D’autant que la France ambitionnait alors d’intégrer le Maroc au sein d’une collectivité territoriale, l’Organisation commune des régions sahariennes (OCRS), à travers laquelle elle gérerait les ressources minières du Sahara.

Mais pour le régime de l’époque, une telle éventualité est inenvisageable. Les discussions avec la France signifieraient une reconnaissance de la souveraineté française sur l’Algérie, mais surtout une trahison envers ses “camarades” algériens du FLN auxquels le Maroc accorde un soutien logistique, financier et diplomatique. Pour le royaume, il s’agit avant tout de bâtir une unité maghrébine qui s’affranchirait de l’héritage du colonialisme.

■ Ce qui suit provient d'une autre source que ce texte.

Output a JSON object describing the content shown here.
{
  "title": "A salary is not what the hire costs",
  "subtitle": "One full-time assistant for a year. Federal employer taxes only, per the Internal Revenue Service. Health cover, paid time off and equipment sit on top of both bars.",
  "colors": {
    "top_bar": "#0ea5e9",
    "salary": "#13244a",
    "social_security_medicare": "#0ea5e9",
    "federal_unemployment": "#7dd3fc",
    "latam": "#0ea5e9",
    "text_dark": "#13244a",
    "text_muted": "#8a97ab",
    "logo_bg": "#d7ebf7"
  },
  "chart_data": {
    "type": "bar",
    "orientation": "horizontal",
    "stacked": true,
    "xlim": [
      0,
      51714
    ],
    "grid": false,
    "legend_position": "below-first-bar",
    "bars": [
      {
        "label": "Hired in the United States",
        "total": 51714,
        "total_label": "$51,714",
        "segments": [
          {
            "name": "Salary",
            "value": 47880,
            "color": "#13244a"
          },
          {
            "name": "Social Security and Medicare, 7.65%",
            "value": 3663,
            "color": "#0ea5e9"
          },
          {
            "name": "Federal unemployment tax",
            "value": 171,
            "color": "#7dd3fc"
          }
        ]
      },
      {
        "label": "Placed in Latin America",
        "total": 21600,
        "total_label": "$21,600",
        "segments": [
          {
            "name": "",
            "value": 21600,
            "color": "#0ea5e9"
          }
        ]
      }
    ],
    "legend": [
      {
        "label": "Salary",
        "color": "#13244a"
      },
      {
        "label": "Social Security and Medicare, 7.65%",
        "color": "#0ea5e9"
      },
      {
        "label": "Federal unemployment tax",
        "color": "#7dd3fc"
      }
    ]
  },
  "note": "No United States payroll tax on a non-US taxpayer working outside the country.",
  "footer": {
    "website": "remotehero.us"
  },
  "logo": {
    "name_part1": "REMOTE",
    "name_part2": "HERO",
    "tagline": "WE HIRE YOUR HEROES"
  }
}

Il n’en sera rien. La faute à l’alliance inattendue de deux partenaires. D’un côté une Algérie soucieuse d’établir une hégémonie régionale. De l’autre, une Espagne nostalgique de son empire colonial, ayant à cœur d’isoler son ennemi de toujours. Récit d’un projet de construction national mis en échec par l’axe Madrid-Alger, que le Maroc craint de voir ressusciter aujourd’hui.

Histoire : quand l’axe Alger-Madrid dérangeait le Maroc

Cerné

En avril 1956, le Maroc et l’Espagne scellent la Déclaration commune hispano-marocaine à travers laquelle Madrid accepte le transfert de l’administration de la zone sud du protectorat espagnol au Maroc. Mais l’Espagne fait traîner les choses. Le Royaume ne peut pas compter sur le soutien de la France, l’autre puissance coloniale, avec laquelle il est en bisbille, sur fond de révolution algérienne. Les ex-colons européens s’allient même en 1958, le temps de l’opération “Ecouvillion”, pour réprimer l’Armée de libération marocaine qui tente de reprendre les provinces du Sud.

La même année, l’Espagne revient sur le deal scellé avec le Maroc. Pour le régime franquiste, les frontières du royaume ne s’arrêtent plus au Sahara, mais au niveau de la ville de Tarfaya. Le Maroc est pris en tenaille par les deux anciennes puissances coloniales. La Mauritanie, que le royaume considère comme partie intégrante de son territoire, se voit accorder son indépendance par la France.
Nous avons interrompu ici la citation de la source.